Work toward containerizing tools and processes from the BitCurator Environment
Following ideas laid out here: https://docs.google.com/presentation/d/1RSWwAiHWogOHjsAuEH56XSP4R_jJMGiy0vfVwVH3JN0/edit#slide=id.ge91208f789_0_269
Additional context here: https://docs.google.com/document/d/1QVoQsSnWWXnq-_oThAkwksiAIkxs7EliPRK7Tx-1fpg/edit?usp=sharing
-
sample-data contains two directories:
- disk-images - two disk images from the M57.Biz corpus (https://downloads.digitalcorpora.org/corpora/scenarios/2009-m57-patents/), and a third disk image created for an introduction to Bitcurator workshop at BUF 2019 (h/t to Dianne Dietrich, Marty Gengenbach, and Amy Berish).
- logical-files - sample files for testing. Many of these came from the BUF 2019 workshop materials, and any sensitive PII included (e.g., SSNs, DOBs, GPAs) are entirely made up.

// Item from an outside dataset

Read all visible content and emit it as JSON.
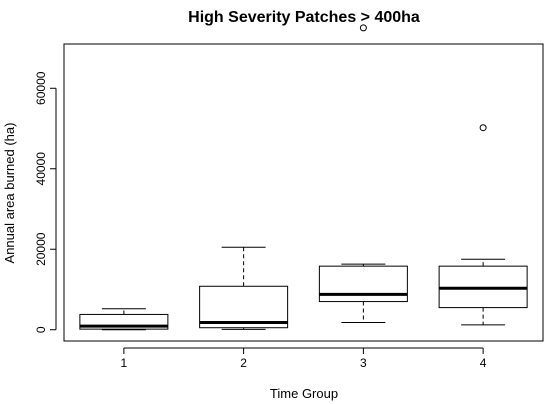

- email - sample MBOX files exported form Gmail. These are from farrell's personal email, but are the output of public newsletter subscriptions so aren't private
-
docker-files - as of this writing, consists of three Dockerfiles shared in September 2021, April 2022, and May 2022. These have been organized according to the base operating system, including Kali Linux, Ubuntu rolling, and Ubunutu 20.04 LTS (Focal). As of May 2022, we cannot build an image properly using 22.04 LTS (bulk_extractor issues).
-
testings.txt - notes from testing various parts of this.
More to come, I'm sure.